Dengan kata lain, Al-Qur’an-lah yang menyatukan hati dari dua juta umat Islam yang memenuhi tanah ibu kota. Jika bukan Al-Qur’an tentu sangat mustahil jutaan orang bisa rapi dalam satu barisan. Dan, seperti diberitakan berbagai media, aksi itu benar-benar bermartabat, suci dan tidak menuntut kecuali hukum ditegakkan terhadap penista agama.
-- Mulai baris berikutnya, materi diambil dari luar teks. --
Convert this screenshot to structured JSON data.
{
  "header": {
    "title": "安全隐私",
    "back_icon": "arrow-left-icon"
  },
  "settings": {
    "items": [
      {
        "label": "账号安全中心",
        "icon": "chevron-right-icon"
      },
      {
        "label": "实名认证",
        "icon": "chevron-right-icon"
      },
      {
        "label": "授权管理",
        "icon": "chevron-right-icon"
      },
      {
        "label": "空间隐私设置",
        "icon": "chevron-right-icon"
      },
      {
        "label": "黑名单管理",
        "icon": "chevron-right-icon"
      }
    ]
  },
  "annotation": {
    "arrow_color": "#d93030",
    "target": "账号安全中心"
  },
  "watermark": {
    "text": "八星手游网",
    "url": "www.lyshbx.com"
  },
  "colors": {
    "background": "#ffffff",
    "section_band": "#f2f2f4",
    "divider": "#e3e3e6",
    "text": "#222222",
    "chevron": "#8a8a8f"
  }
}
Dengan demikian segala tuduhan negatif terhadap aksi 411 bisa dipastikan hanya berasal dari hati dan cara berpikir materialis, dimana segala sesuatu memang dinilai dari uang, sehingga apapun, dalam logikanya yang masuk akal hanya apabila didasari dan digerakkan oleh uang. Mereka sama sekali tidak mengerti fenomena lain yang berada di luar pengalaman dan cara berpikir picik seperti itu.
Padahal, bagi orang beriman, aksi 411 hanyalah aksi biasa, dimana umat Islam belum dituntut untuk mengorbankan jiwanya. Dalam bahasa Jalaluddin Rumi, “Kebenaran meringankan hati, sebagaimana air menyejukkan dahaga.” Jadi, jika umat Islam diusik keimanannya, secepat kilat mereka akan menjadi kelompok manusia yang membuat siapapun akan keheranan.
Alumni IPB Laporkan Ahok Karena Fitnah Peserta Aksi Bela Islam II sebagai Aksi Bayaran
Nama baik Islam sebenarnya tidak bertambah mulia dengan aksi 411, catatan sejarah Islam juga begitu mengagumkan bagi orang-orang di luar Islam.
Hugh Kennedy dalam bukunya “The Great Arab Conquests How the Spread of Isam Changed the World We Live In” menjelaskan bahwa penduduk dimana Islam berhasil melakukan penaklukkan sama sekali tidak merasa kehilangan, tetapi justru merasa hidup mereka kian bermanfaat dan bermartabat.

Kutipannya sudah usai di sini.